Question 2: Did the firm Monsanto violate, by its activities, the right to food, as recognized in Article 11 of the International Covenant on Economic, Social and Cultural Rights, in Articles 24.2(c) and (e) and 27.3 of the Convention on the Rights of the Child, and in Articles 25(f) and 28.1 of the Convention on the Elimination of All Forms of Discrimination against Women, taking into account the responsibilities imposed on corporations by the Guiding Principles on Business and Human Rights, as endorsed by the Human Rights Council in Resolution 17/4 of 16 June 2011?

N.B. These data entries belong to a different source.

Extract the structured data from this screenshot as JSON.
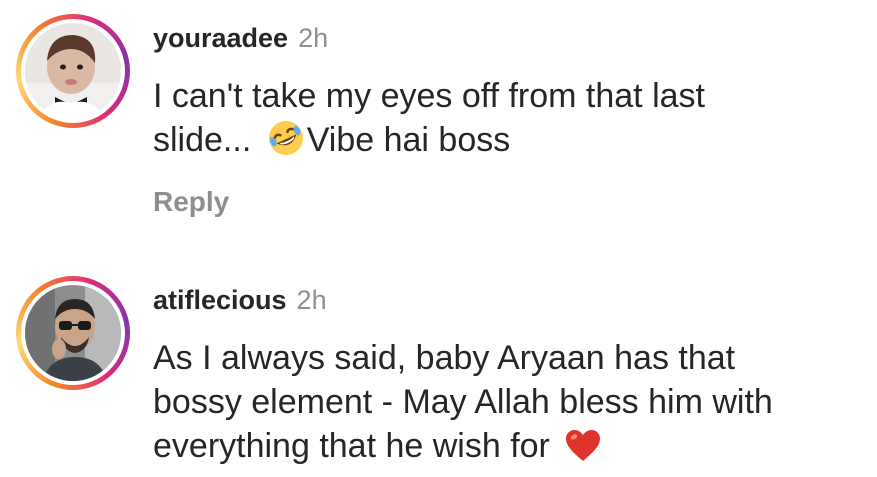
{
  "comments": [
    {
      "username": "youraadee",
      "time": "2h",
      "text_line1": "I can't take my eyes off from that last",
      "text_line2_before_emoji": "slide... ",
      "emoji": "rolling-on-floor-laughing-emoji",
      "text_line2_after_emoji": "Vibe hai boss",
      "reply_label": "Reply"
    },
    {
      "username": "atiflecious",
      "time": "2h",
      "text_line1": "As I always said, baby Aryaan has that",
      "text_line2": "bossy element - May Allah bless him with",
      "text_line3_before_emoji": "everything that he wish for ",
      "emoji": "red-heart-emoji"
    }
  ],
  "colors": {
    "text": "#262626",
    "muted": "#8e8e8e",
    "ring_start": "#f58529",
    "ring_end": "#dd2a7b"
  }
}
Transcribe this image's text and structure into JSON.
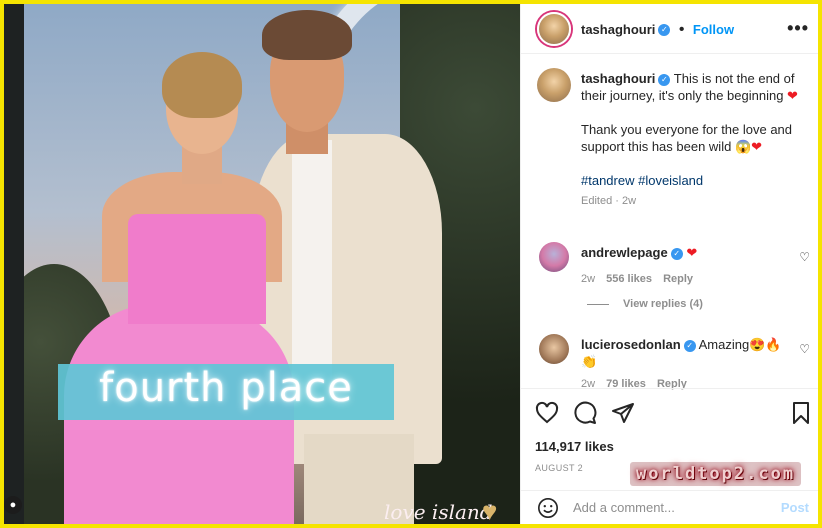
{
  "photo": {
    "caption_overlay": "fourth place",
    "brand": "love island"
  },
  "header": {
    "username": "tashaghouri",
    "follow": "Follow",
    "more": "•••"
  },
  "post": {
    "username": "tashaghouri",
    "line1": "This is not the end of their journey, it's only the beginning",
    "line2": "Thank you everyone for the love and support this has been wild",
    "hashtags": "#tandrew #loveisland",
    "meta": "Edited · 2w"
  },
  "comments": [
    {
      "username": "andrewlepage",
      "text": "",
      "age": "2w",
      "likes": "556 likes",
      "reply": "Reply"
    },
    {
      "username": "lucierosedonlan",
      "text": "Amazing",
      "age": "2w",
      "likes": "79 likes",
      "reply": "Reply"
    }
  ],
  "view_replies": "View replies (4)",
  "likes": "114,917 likes",
  "date": "AUGUST 2",
  "add_comment": {
    "placeholder": "Add a comment...",
    "post": "Post"
  },
  "watermark": "worldtop2.com",
  "icons": {
    "like": "heart-outline-icon",
    "comment": "comment-bubble-icon",
    "share": "paper-plane-icon",
    "save": "bookmark-icon",
    "emoji": "smiley-icon"
  },
  "colors": {
    "accent": "#0095f6",
    "verified": "#3897f0",
    "frame": "#f5e400",
    "overlay": "#5fc6d6"
  }
}
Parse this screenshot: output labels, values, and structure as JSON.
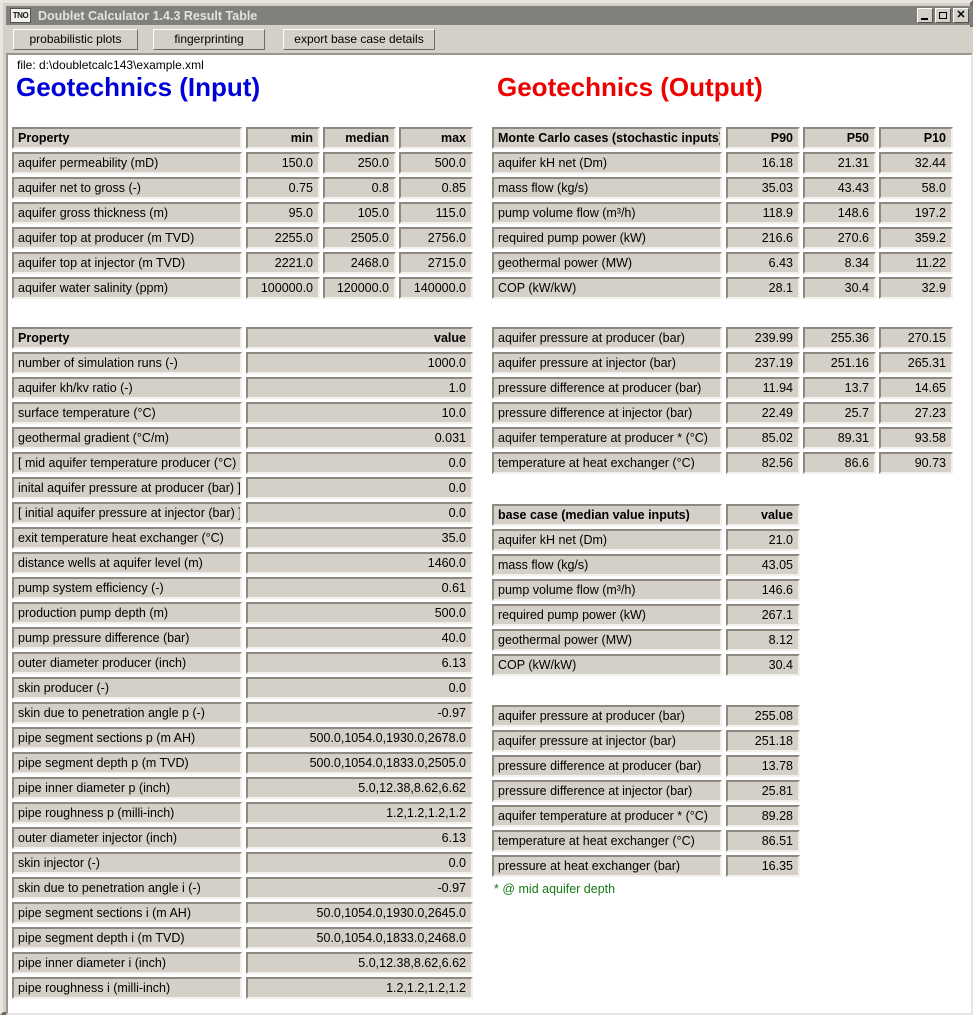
{
  "window": {
    "title": "Doublet Calculator 1.4.3 Result Table",
    "logo": "TNO",
    "minimize": "_",
    "maximize": "❐",
    "close": "✕"
  },
  "toolbar": {
    "probabilistic_plots": "probabilistic plots",
    "fingerprinting": "fingerprinting",
    "export_base_case": "export base case details"
  },
  "file_label": "file: d:\\doubletcalc143\\example.xml",
  "input": {
    "title": "Geotechnics (Input)",
    "stochastic_table": {
      "headers": [
        "Property",
        "min",
        "median",
        "max"
      ],
      "rows": [
        [
          "aquifer permeability (mD)",
          "150.0",
          "250.0",
          "500.0"
        ],
        [
          "aquifer net to gross (-)",
          "0.75",
          "0.8",
          "0.85"
        ],
        [
          "aquifer gross thickness (m)",
          "95.0",
          "105.0",
          "115.0"
        ],
        [
          "aquifer top at producer (m TVD)",
          "2255.0",
          "2505.0",
          "2756.0"
        ],
        [
          "aquifer top at injector (m TVD)",
          "2221.0",
          "2468.0",
          "2715.0"
        ],
        [
          "aquifer water salinity (ppm)",
          "100000.0",
          "120000.0",
          "140000.0"
        ]
      ]
    },
    "deterministic_table": {
      "headers": [
        "Property",
        "value"
      ],
      "rows": [
        [
          "number of simulation runs (-)",
          "1000.0"
        ],
        [
          "aquifer kh/kv ratio (-)",
          "1.0"
        ],
        [
          "surface temperature (°C)",
          "10.0"
        ],
        [
          "geothermal gradient (°C/m)",
          "0.031"
        ],
        [
          "[ mid aquifer temperature producer (°C) ]",
          "0.0"
        ],
        [
          "inital aquifer pressure at producer (bar) ]",
          "0.0"
        ],
        [
          "[ initial aquifer pressure at injector (bar) ]",
          "0.0"
        ],
        [
          "exit temperature heat exchanger (°C)",
          "35.0"
        ],
        [
          "distance wells at aquifer level (m)",
          "1460.0"
        ],
        [
          "pump system efficiency (-)",
          "0.61"
        ],
        [
          "production pump depth (m)",
          "500.0"
        ],
        [
          "pump pressure difference (bar)",
          "40.0"
        ],
        [
          "outer diameter producer (inch)",
          "6.13"
        ],
        [
          "skin producer (-)",
          "0.0"
        ],
        [
          "skin due to penetration angle p (-)",
          "-0.97"
        ],
        [
          "pipe segment sections p (m AH)",
          "500.0,1054.0,1930.0,2678.0"
        ],
        [
          "pipe segment depth p (m TVD)",
          "500.0,1054.0,1833.0,2505.0"
        ],
        [
          "pipe inner diameter p (inch)",
          "5.0,12.38,8.62,6.62"
        ],
        [
          "pipe roughness p (milli-inch)",
          "1.2,1.2,1.2,1.2"
        ],
        [
          "outer diameter injector (inch)",
          "6.13"
        ],
        [
          "skin injector (-)",
          "0.0"
        ],
        [
          "skin due to penetration angle i (-)",
          "-0.97"
        ],
        [
          "pipe segment sections i (m AH)",
          "50.0,1054.0,1930.0,2645.0"
        ],
        [
          "pipe segment depth i (m TVD)",
          "50.0,1054.0,1833.0,2468.0"
        ],
        [
          "pipe inner diameter i  (inch)",
          "5.0,12.38,8.62,6.62"
        ],
        [
          "pipe roughness i (milli-inch)",
          "1.2,1.2,1.2,1.2"
        ]
      ]
    }
  },
  "output": {
    "title": "Geotechnics (Output)",
    "monte_carlo_table": {
      "headers": [
        "Monte Carlo cases (stochastic inputs)",
        "P90",
        "P50",
        "P10"
      ],
      "rows": [
        [
          "aquifer kH net (Dm)",
          "16.18",
          "21.31",
          "32.44"
        ],
        [
          "mass flow (kg/s)",
          "35.03",
          "43.43",
          "58.0"
        ],
        [
          "pump volume flow (m³/h)",
          "118.9",
          "148.6",
          "197.2"
        ],
        [
          "required pump power (kW)",
          "216.6",
          "270.6",
          "359.2"
        ],
        [
          "geothermal power (MW)",
          "6.43",
          "8.34",
          "11.22"
        ],
        [
          "COP (kW/kW)",
          "28.1",
          "30.4",
          "32.9"
        ]
      ]
    },
    "monte_carlo_table2": {
      "rows": [
        [
          "aquifer pressure at producer (bar)",
          "239.99",
          "255.36",
          "270.15"
        ],
        [
          "aquifer pressure at injector (bar)",
          "237.19",
          "251.16",
          "265.31"
        ],
        [
          "pressure difference at producer (bar)",
          "11.94",
          "13.7",
          "14.65"
        ],
        [
          "pressure difference at injector (bar)",
          "22.49",
          "25.7",
          "27.23"
        ],
        [
          "aquifer temperature at producer * (°C)",
          "85.02",
          "89.31",
          "93.58"
        ],
        [
          "temperature at heat exchanger (°C)",
          "82.56",
          "86.6",
          "90.73"
        ]
      ]
    },
    "base_case_table": {
      "headers": [
        "base case (median value inputs)",
        "value"
      ],
      "rows": [
        [
          "aquifer kH net (Dm)",
          "21.0"
        ],
        [
          "mass flow (kg/s)",
          "43.05"
        ],
        [
          "pump volume flow (m³/h)",
          "146.6"
        ],
        [
          "required pump power (kW)",
          "267.1"
        ],
        [
          "geothermal power (MW)",
          "8.12"
        ],
        [
          "COP (kW/kW)",
          "30.4"
        ]
      ]
    },
    "base_case_table2": {
      "rows": [
        [
          "aquifer pressure at producer (bar)",
          "255.08"
        ],
        [
          "aquifer pressure at injector (bar)",
          "251.18"
        ],
        [
          "pressure difference at producer (bar)",
          "13.78"
        ],
        [
          "pressure difference at injector (bar)",
          "25.81"
        ],
        [
          "aquifer temperature at producer * (°C)",
          "89.28"
        ],
        [
          "temperature at heat exchanger (°C)",
          "86.51"
        ],
        [
          "pressure at heat exchanger (bar)",
          "16.35"
        ]
      ]
    },
    "footnote": "* @ mid aquifer depth"
  }
}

Question 3: Did the firm Monsanto violate, by its activities, the right to the highest attainable standard of health, as recognized in Article 12 of the International Covenant on Economic, Social and Cultural Rights, or the right of child to the enjoyment of the highest attainable standard of health, as recognized by Article 24 of the Convention on the Rights of the Child, taking into account the responsibilities imposed on corporations by the Guiding Principles on Business and Human Rights, as endorsed by the Human Rights Council in Resolution 17/4 of 16 June 2011?

Question 4: Did the firm Monsanto violate the freedom indispensable for scientific research, as guaranteed by Article 15(3) of the International Covenant on Economic, Social and Cultural Rights, as well as the freedoms of thought and expression guaranteed in Article 19 of the International Covenant on Civil and Political Rights, taking into account the responsibilities imposed on corporations by the Guiding Principles on Business and Human Rights, as endorsed by the Human Rights Council in Resolution 17/4 of 16 June 2011?

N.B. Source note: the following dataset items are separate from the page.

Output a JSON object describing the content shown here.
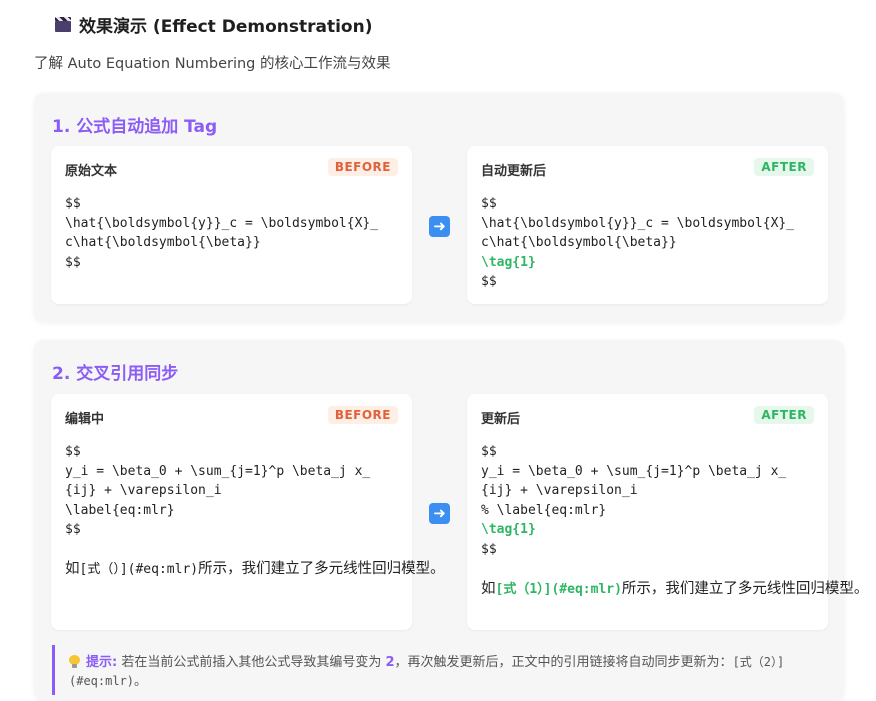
{
  "header": {
    "icon": "clapperboard-icon",
    "title": "效果演示 (Effect Demonstration)"
  },
  "subtitle": "了解 Auto Equation Numbering 的核心工作流与效果",
  "sections": [
    {
      "title": "1. 公式自动追加 Tag",
      "before": {
        "label": "原始文本",
        "badge": "BEFORE",
        "lines": [
          "$$",
          "\\hat{\\boldsymbol{y}}_c = \\boldsymbol{X}_",
          "c\\hat{\\boldsymbol{\\beta}}",
          "$$"
        ]
      },
      "arrow_icon": "right-arrow-icon",
      "after": {
        "label": "自动更新后",
        "badge": "AFTER",
        "lines": [
          "$$",
          "\\hat{\\boldsymbol{y}}_c = \\boldsymbol{X}_",
          "c\\hat{\\boldsymbol{\\beta}}"
        ],
        "highlight_line": "\\tag{1}",
        "end_line": "$$"
      }
    },
    {
      "title": "2. 交叉引用同步",
      "before": {
        "label": "编辑中",
        "badge": "BEFORE",
        "lines": [
          "$$",
          "y_i = \\beta_0 + \\sum_{j=1}^p \\beta_j x_",
          "{ij} + \\varepsilon_i",
          "\\label{eq:mlr}",
          "$$"
        ],
        "prose_prefix": "如",
        "prose_link": "[式（）](#eq:mlr)",
        "prose_suffix": "所示，我们建立了多元线性回归模型。"
      },
      "arrow_icon": "right-arrow-icon",
      "after": {
        "label": "更新后",
        "badge": "AFTER",
        "lines": [
          "$$",
          "y_i = \\beta_0 + \\sum_{j=1}^p \\beta_j x_",
          "{ij} + \\varepsilon_i",
          "% \\label{eq:mlr}"
        ],
        "highlight_line": "\\tag{1}",
        "end_line": "$$",
        "prose_prefix": "如",
        "prose_link": "[式（1）](#eq:mlr)",
        "prose_suffix": "所示，我们建立了多元线性回归模型。"
      }
    }
  ],
  "tip": {
    "icon": "lightbulb-icon",
    "label": "提示:",
    "text_1": "若在当前公式前插入其他公式导致其编号变为",
    "number": "2",
    "text_2": "，再次触发更新后，正文中的引用链接将自动同步更新为：",
    "code": "[式（2）](#eq:mlr)",
    "end": "。"
  },
  "colors": {
    "accent": "#8b5cf6",
    "before": "#e0623a",
    "after": "#2eb664",
    "arrow": "#3b8ff0"
  }
}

Question 5: Is the firm Monsanto complicit in the commission of a war crime, as defined in Article 8(2) of the Statute of the International Criminal Court, by providing materials to the United States Army in the context of operation "Ranch Hand" launched in Viet Nam in 1962?

Question 6: Could the past and present activities of Monsanto constitute a crime of ecocide, understood as causing serious damage or destroying the environment, so as to significantly and durably alter the global commons or ecosystem services upon which certain human groups rely?